大阪市の人工島「夢洲」で開催された大阪・関西万博は10月13日、184日間の会期を終えて閉幕した。会期中の入場者総数は2557万人に上り、運営収支は230~280億円の黒字と見込まれている。
復興庁や経済産業省による福島復興展示、東北絆まつりなどのイベントが催され、福島県に関する情報が多く発信されたが、県民にとっては遠方で気軽に行けない場所であり、映像で雰囲気を味わうしかないという人も多かったのではないか。

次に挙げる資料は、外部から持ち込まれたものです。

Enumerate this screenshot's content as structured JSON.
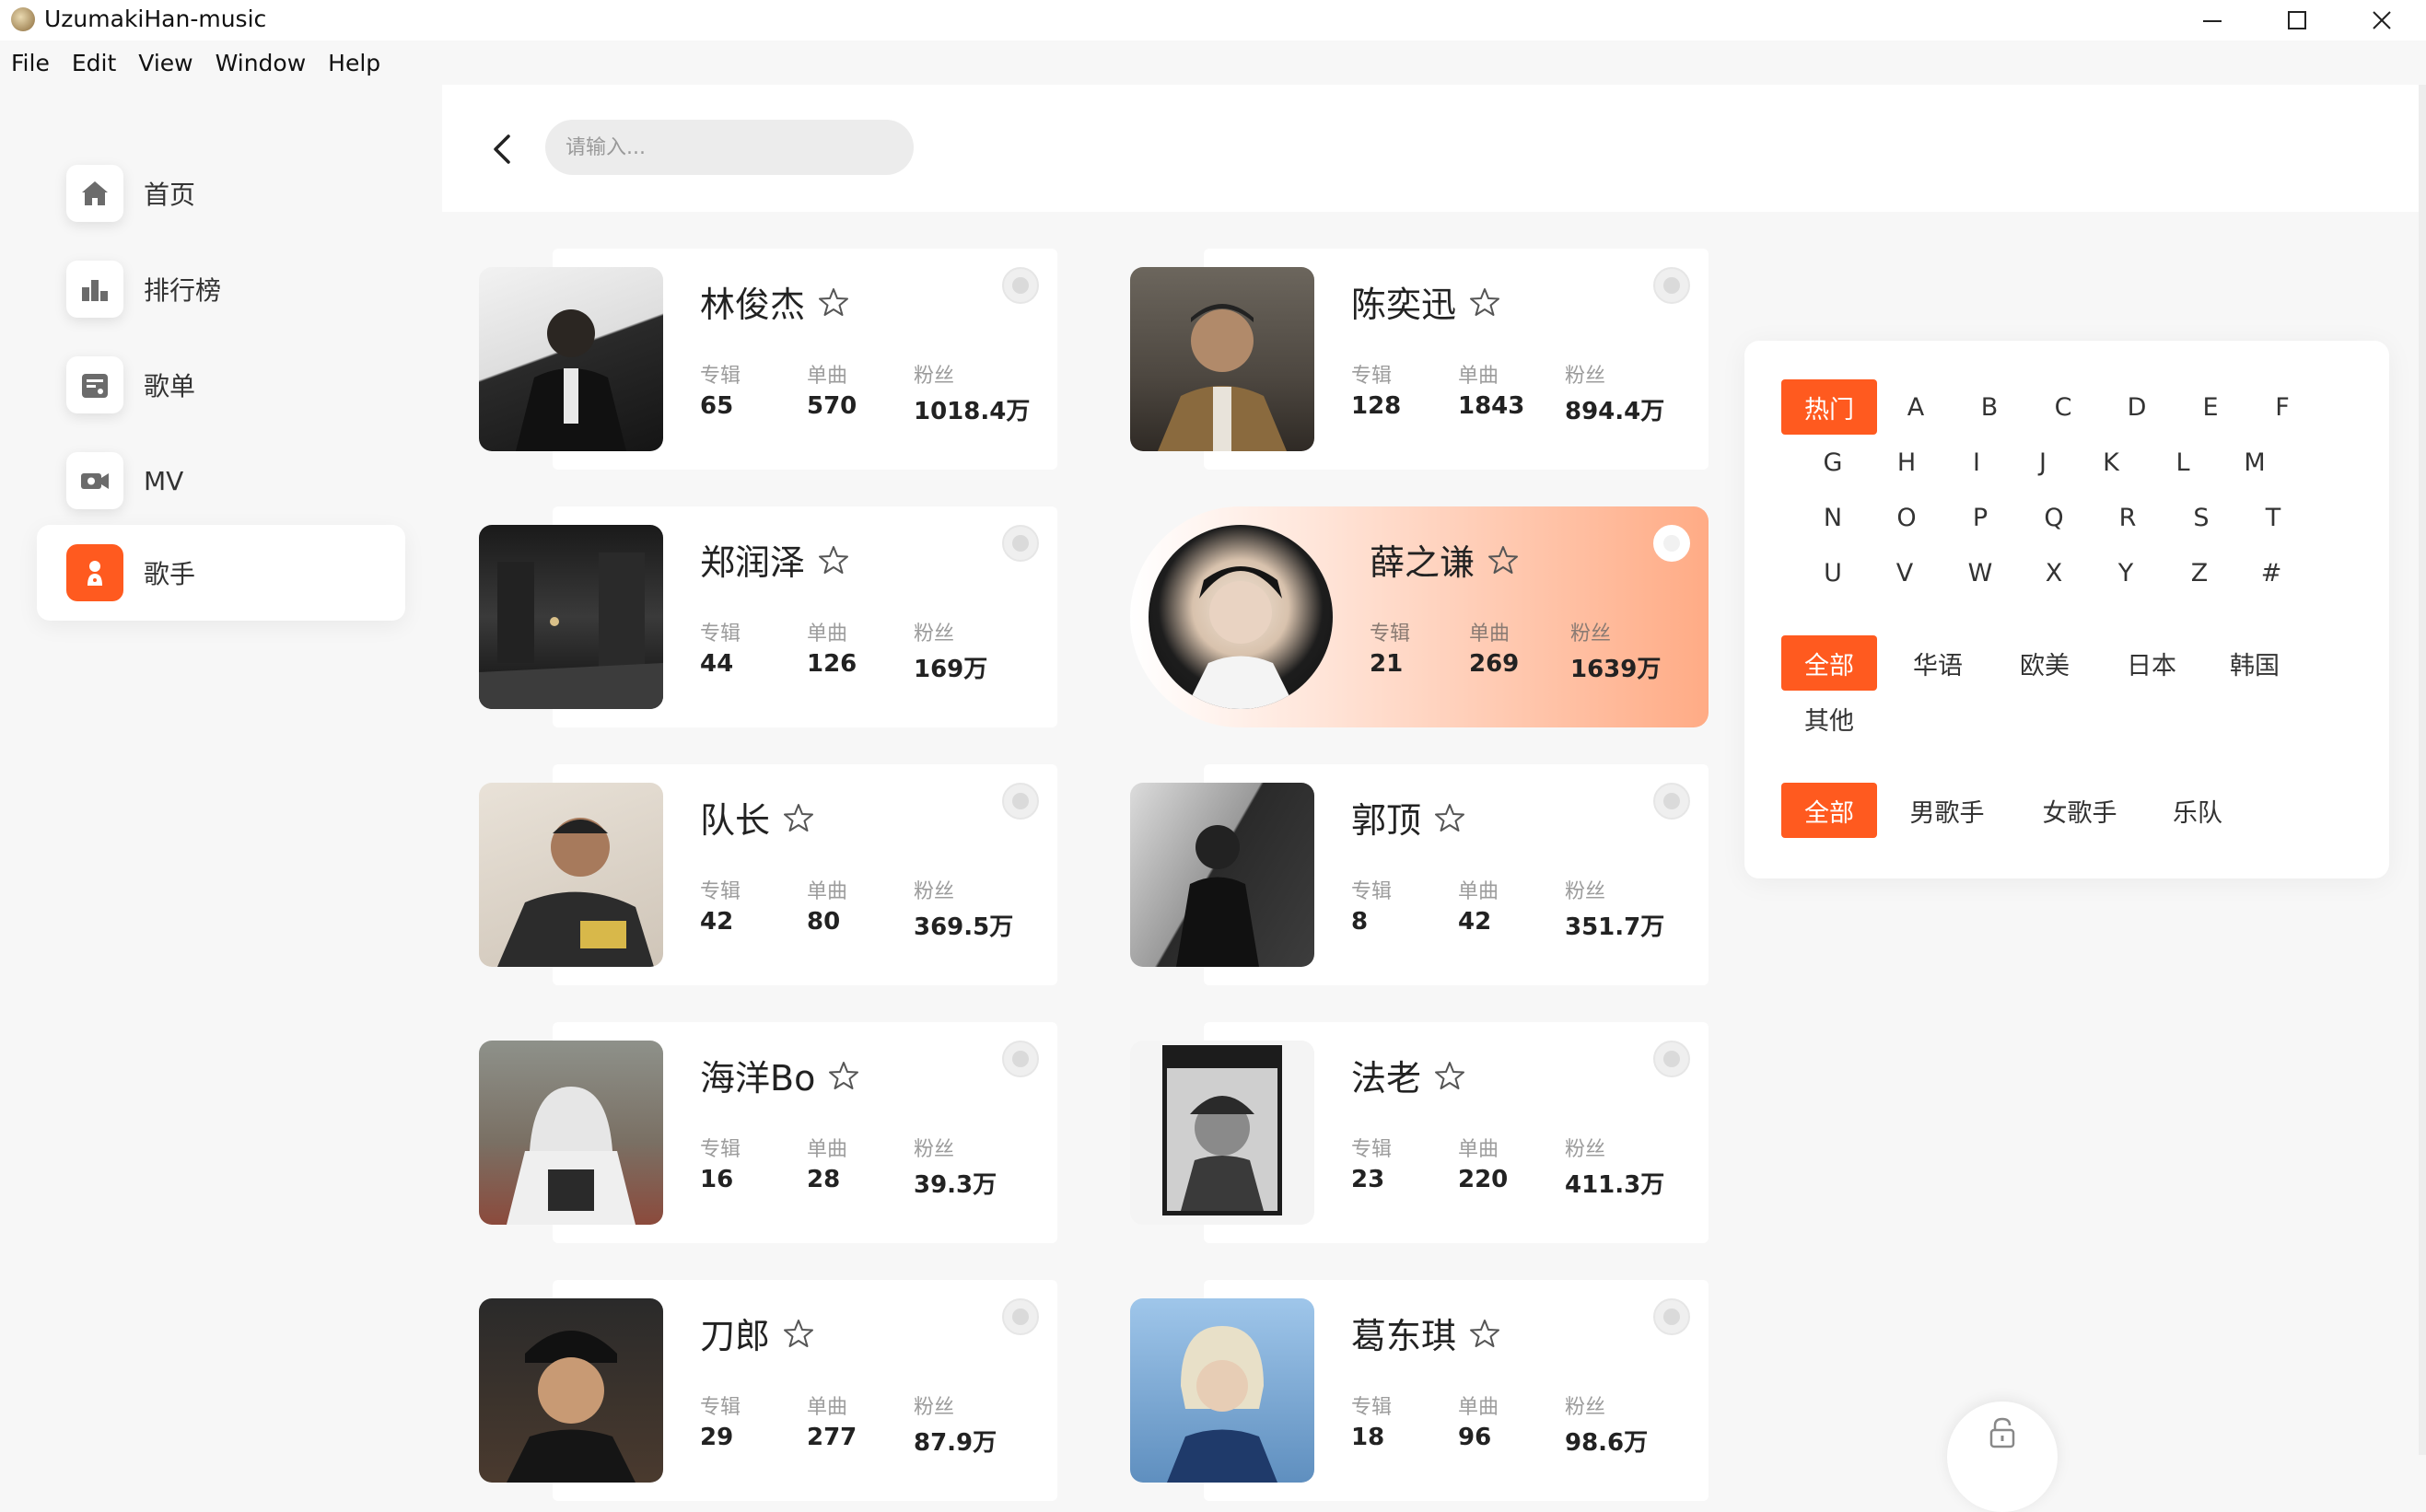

そうした中、楢葉町議会9月定例会では、総務環境常任委員会と経済福祉常任委員会の合同視察として、関西方面に行くことを決議。旅程に万博会場も含まれていたことから、「観光目的の色が濃い視察だったのではないか」と町民の間で疑問の声が上がっている。
「議案が発議された際、松本明平町議(2期)が『住民の理解が得られるのか』と疑問を呈したが、賛成8、反対1の賛成多数で可決された。『最初から万博目的で視察を決めたのではないか』とささやかれています」(楢葉町在住の年配男性)
同町議会事務局に確認したところ、合同視察は10月8日から10日までの日程で行われた。
初日は茨城空港から飛行機で移動し、阪神・淡路大震災の教訓を学ぶため、淡路島の野島断層や関連施設を見学した。2日目には同町でさつまいもファームを運営する白ハト食品工業(大阪府守口市、永尾俊一社長)の本社・工場を見学した。
3日目には同社が大阪・関西万博会場内に出展している「らぽっぽファーム」のイベント「さつまいも収穫祭」に出席した。同ファームでは楢葉町産の苗を可動式コンテナを活用して栽培しており、未来型農業として紹介していた。そこで育てられたサツマイモを収穫するイベントに合わせて、町議らが万博会場を訪問したのだ。収穫祭には松本幸英町長も出席した。
もっとも、万博を満喫したわけではなかったようで、朝9時からの収穫祭に参加後、1時間ほどで会場を後にし、帰途についたという。
同町議会では2年に1度、視察研修を実施しており、150~160万円の予算を組んでいる。同事務局によると、今回の旅費はその金額を下回る規模になる見通しとのこと。
町民から疑問の声が出ていることについて、青木基議長はこうコメントした。
「本町は避難指示解除から10年の節目を迎えました。復興に向けて甘藷(サツマイモ)の一大産地化を目指していますが、そうした中、白ハト食品工業グループが大阪・関西万博で楢葉町産のサツマイモの苗を栽培してくれていたので、どのように展示・発信されているのか確認するために視察に行ったのです。収穫祭当日は多くのメディアが取材に訪れ、国内外で報道されました。決して物見遊山の視察というわけではありません」
ただ、町民の間では「松本町長も足を運んだのに、わざわざ議会が行く必要はなかったはず。やはり観光目的の色が濃い視察だったのではないか」(前出・年配男性)と疑問視する声が根強い。
ちなみに、9月定例会では前出・松本町議が質問しようとしたところ、宇佐見雅夫町議(4期)や草野公雄町議(5期)から異論の声が上がり、紛糾したまま、質問、討論が打ち切られ、議案が可決される一幕があった。松本町議は一連の経緯を議員活動の妨害と受け止め、合同視察を欠席した。
視察と称して大阪・関西万博を見学している議会は他にもあるかもしれない。あらためて県内市町村議会の視察実態も調べてみたい。